The two boys are biologically the same age, but physically look like one is older than the other. The older looking twin is as thin as a rail. He only wears wife-beater tank tops, I suppose to show off his arms. Not that they are muscular. I believe Michelle Obama has pythons compared to his itty bitty arms. He doesn’t wear a shirt to show off all his jail house tattoos**. This boy is already a father and regularly calls his Baby Momma. I know this because he only calls her when he’s standing outside in the middle of his backyard. I believe he does this so he could scream at her at the top of his lungs, without interrupting the screaming that is already happening inside.

The first time I came face to face with this twin, I was walking toward my car and he was just coming toward the building. I did a quick full body scan and looked him square in the eyes. He quickly turned his face to spit on the ground and kept walking past me.

Gross.

Scary.

But, hey, it’s buy one gross and scary and get the second gross and scary free. Luckily, his twin is gross and scary in the circus kind of way.
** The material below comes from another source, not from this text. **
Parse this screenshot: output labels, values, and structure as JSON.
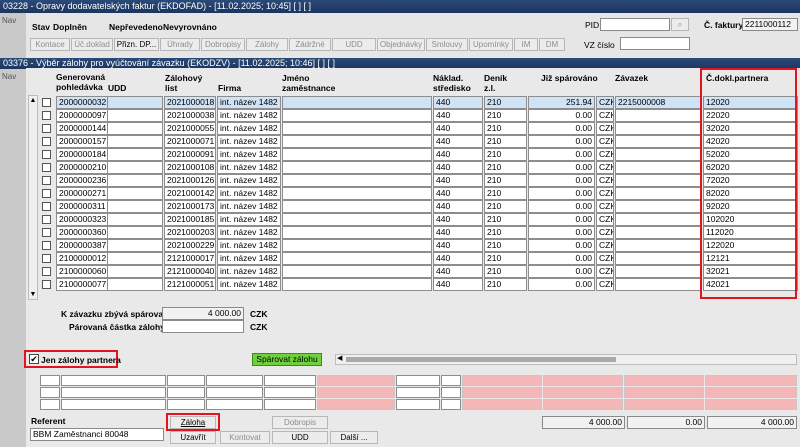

The other twin boy is smaller that his brother. He looks 14 in age. And although he is always fully dressed, his clothes are insanely big on him. I understand the fashion, but this is literally pants-on-the-ground. He actually cinches his pants under his butt, around his thighs. The seam that marks where t-shirts fall on a man’s shoulder really hang below his elbows. It’s as if he’s a regular sized man in Shaq’s clothes.

His voice is still changing. I know because he…no he doesn’t scream…he sings, well, no, he raps all day. He raps loudly. He likes to rap under the staircase that leads to my apartment. I imagine because of the echo. So, his middle-of-puberty voice that sounds like a loose snare drum is amplified throughout the hallway, throughout my home.

All this happens downstairs. All day, everyday.

Until last night. When downstairs came upstairs.

I’ll tell you all about it in my next entry, “Across from the guy downstairs: Scream 2”

*Note: Although it is not necessary to read “The guy downstairs” series from back in January to understand this new series, you may find the background information helpful.

**You know, jail house tattoos: a spiderweb, a skull and crossbones, a couple of names, all scattered throughout, where ever there is space.